A second clue we see that may allude to the fact that she had prior feelings for Benedick is seen at the masquerade ball. Benedick approaches her in a mask and she calls Benedick a fool, pretending not to know that it is Benedick behind the mask. Benedick then cries on the princes shoulder about her insult, and Don Pedro says to Beatrice, "[Y]ou have lost the heart of Signor Benedick" (II.i.243-244). Beatrice relays the very enlightening information that Benedick once "lent" her his heart and she "gave him use for it" (245-246). This line could indicate that Benedick once tried to court her and she reciprocated his feelings.

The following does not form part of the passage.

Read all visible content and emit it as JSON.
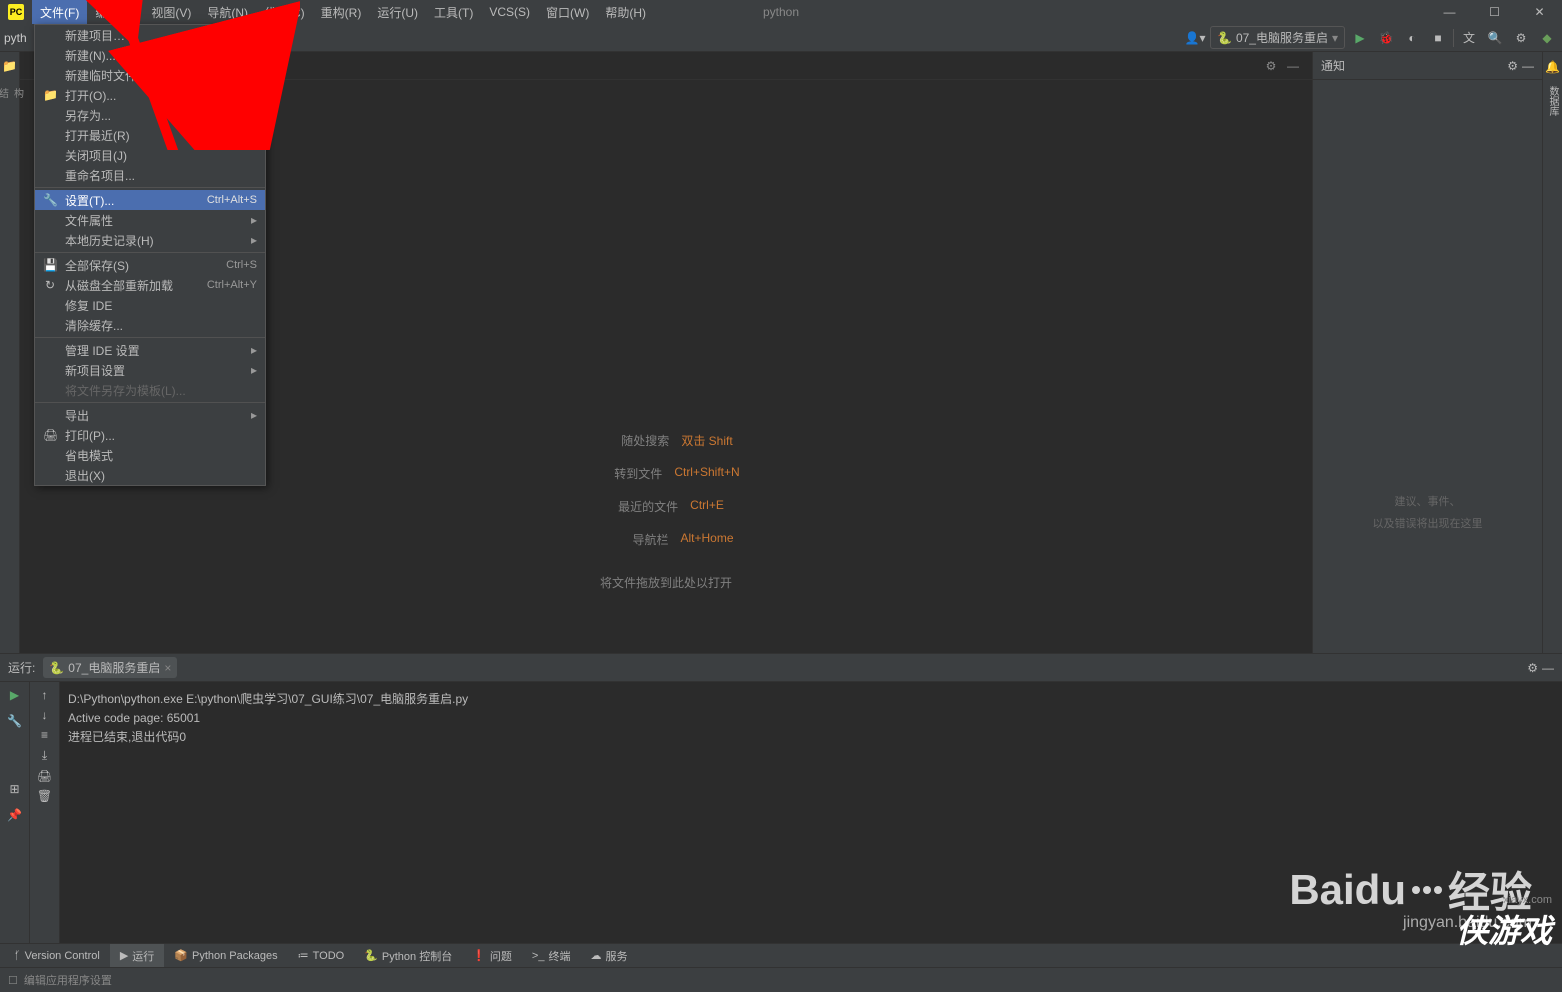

But she then says, "Marry, once before he won it of me with false dice; therefore your Grace may well say I have lost it" (246-248). This line can be interpreted to mean that he won her heart through some sort of insincere trick. If Beatrice really does feel tricked by Benedick with respect to love, then this line can certainly explain their love-hate relationship, their battle of wits, and why she asks about Benedick in the first scene.